September 13, 2013
Ya got yer little ol' lady. And she's in a nursing home. Ya got yer local church. How do all those things come together into one seamy Wall Street regulatory case? Ahhh, now you're just going to have to read on.
For the purpose of proposing a settlement of rule violations alleged by the Financial Industry Regulatory Authority ("FINRA"), without admitting or denying the findings, prior to a regulatory hearing, and without an adjudication of any issue, Craig Thomas Podosek submitted a Letter of Acceptance, Waiver and Consent ("AWC"), which FINRA accepted. In the Matter of Craig Thomas Podosek, Respondent (AWC 20130369231, September 11, 2013).
Podosek became a registered independent contractor at Cetera Financial Specialists, LLC f/k/a Genworth Financial Securities Corporation (the "BD") in October 2005 and remained there until his September 10, 2012, termination.
Podosek was the sole proprietor of Podosek Accounting Services ("PAS"), from which he provided tax preparation and bookkeeping senrices, payroll reporting, Form W-2 preparation and related services. Also, Podosek also sold investment products to certain of his customers through PAS.
Sometime around 2003, a 76-year-old individual (not a client of the BD) hired Podosek to prepare her tax returns and he provided that service until 2012. Approximately June 30, 2010, Podosek was granted a Power of Attorney for this individual, who by now was 83 and living in a nursing home. The POA vested Podosek with the tasks of paying the individual's household, insurance and nursing home bills. On a weekly basis, Podosek visited her at the nursing home to discuss which bills needed to be paid, and during those meetings, the individual authorized the necessary payments.

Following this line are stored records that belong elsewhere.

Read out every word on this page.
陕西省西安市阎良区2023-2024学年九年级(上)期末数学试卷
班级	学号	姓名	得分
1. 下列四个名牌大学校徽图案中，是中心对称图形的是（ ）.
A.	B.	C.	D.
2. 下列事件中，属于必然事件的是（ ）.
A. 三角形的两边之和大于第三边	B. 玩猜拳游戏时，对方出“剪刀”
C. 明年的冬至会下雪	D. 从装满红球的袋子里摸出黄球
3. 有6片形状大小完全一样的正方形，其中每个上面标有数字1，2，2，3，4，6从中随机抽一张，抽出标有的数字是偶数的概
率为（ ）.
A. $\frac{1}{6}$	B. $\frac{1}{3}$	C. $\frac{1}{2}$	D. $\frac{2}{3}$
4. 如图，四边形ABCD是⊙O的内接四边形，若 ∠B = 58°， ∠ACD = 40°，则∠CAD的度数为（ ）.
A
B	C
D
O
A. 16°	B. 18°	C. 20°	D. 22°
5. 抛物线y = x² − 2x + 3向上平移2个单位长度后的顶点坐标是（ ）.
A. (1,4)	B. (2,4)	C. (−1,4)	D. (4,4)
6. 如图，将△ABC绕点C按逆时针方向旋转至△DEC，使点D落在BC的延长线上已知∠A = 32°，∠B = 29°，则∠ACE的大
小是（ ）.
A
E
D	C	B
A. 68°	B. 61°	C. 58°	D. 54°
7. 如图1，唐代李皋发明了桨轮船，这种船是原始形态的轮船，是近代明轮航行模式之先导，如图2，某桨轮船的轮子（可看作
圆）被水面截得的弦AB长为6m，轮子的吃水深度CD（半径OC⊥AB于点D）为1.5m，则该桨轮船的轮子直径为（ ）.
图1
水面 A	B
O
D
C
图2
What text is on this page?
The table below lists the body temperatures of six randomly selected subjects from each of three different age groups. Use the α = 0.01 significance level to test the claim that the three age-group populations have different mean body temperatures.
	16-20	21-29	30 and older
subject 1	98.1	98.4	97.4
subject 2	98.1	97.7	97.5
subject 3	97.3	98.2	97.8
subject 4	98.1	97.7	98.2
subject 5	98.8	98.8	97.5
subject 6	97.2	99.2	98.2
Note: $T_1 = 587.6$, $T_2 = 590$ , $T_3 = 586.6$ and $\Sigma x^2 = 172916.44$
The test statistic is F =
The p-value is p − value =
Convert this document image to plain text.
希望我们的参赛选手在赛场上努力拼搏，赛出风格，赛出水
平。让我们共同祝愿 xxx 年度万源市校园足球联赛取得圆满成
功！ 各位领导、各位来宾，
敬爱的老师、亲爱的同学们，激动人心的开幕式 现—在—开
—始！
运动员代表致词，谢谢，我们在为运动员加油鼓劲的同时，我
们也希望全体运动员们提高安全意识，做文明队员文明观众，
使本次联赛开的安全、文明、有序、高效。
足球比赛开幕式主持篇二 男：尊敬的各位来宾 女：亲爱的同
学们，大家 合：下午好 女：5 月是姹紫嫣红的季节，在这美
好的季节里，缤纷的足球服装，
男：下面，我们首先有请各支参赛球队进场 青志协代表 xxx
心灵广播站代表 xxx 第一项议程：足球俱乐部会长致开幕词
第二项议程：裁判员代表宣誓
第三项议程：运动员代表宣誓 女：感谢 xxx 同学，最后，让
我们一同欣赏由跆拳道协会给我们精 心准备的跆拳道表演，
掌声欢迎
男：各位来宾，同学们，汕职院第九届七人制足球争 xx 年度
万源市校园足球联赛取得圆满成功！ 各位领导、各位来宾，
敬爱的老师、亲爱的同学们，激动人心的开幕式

Between May 2011 and September 2011, without the individual's knowledge or authorization, Podosek allegedly deposited $300,000 into his personal and business accounts via four checks from two of the individual's IRA accounts.
A Higher Authority?
Podosek was a member of a local church, and at the pastor's request, he handled the church's finances, which included making deposits, withdrawals, and paying bills. Without the church's knowledge or authorization, between April 2008 and January 2009, Podosek allegedly converted about $200,000 from the church's funds for his own use and benefit.
SIDE BAR: According to online FINRA records as of September 13, 2013, Podosek was charged on August 10, 2012, with Grand Larceny in the Second Degree (Felony) in Oneida County Court, New York, to which he pleaded not guilty and, as such, is still presumed innocent until proven guilty beyond a reasonable doubt in a court of law. The disposition of the matter is cited in the online records as "pending."
Another online FINRA records asserts that on April 9, 2013, Cetera Financial Specialists LLC received a customer complaint involving Podosek and that the customer:
ALLEGES THE REPRESENTATIVE CREATED FINANCIAL STATEMENTS MISREPRESENTING TO THE CLIENTS THAT MONEY HAD BEEN INVESTED AND WAS STILL AVAILABLE IN VARIOUS FUNDS AND INVESTMENTS MADE ON BEHALF OF THE CLIENTS.
The damages sought are $512,138.14. The online record asserts that:
THESE PARTIES WERE NOT, ACCORDING TO OUR RECORDS, CUSTOMERS OF THE FIRM.
The matter is indicated as pending since May 7, 2013.
FINRA Steps In
FINRA deemed the above acts of conversion to constitute violations of FINRA Rule 2010 and in accordance with the terms of the AWC, imposed upon Podosek a Bar with any FINRA member in any capacity.
Bill Singer's Comment
It often comes as a surprise to see that FINRA goes after industry participants for alleged misconduct that does not involve customers of a member firm and/or securities products. To the extent that there is still any debate about that practice, this case should further serve to dispel that misunderstanding. Take a cheap shot off the court and you could still get hit with a technical foul and tossed from the game.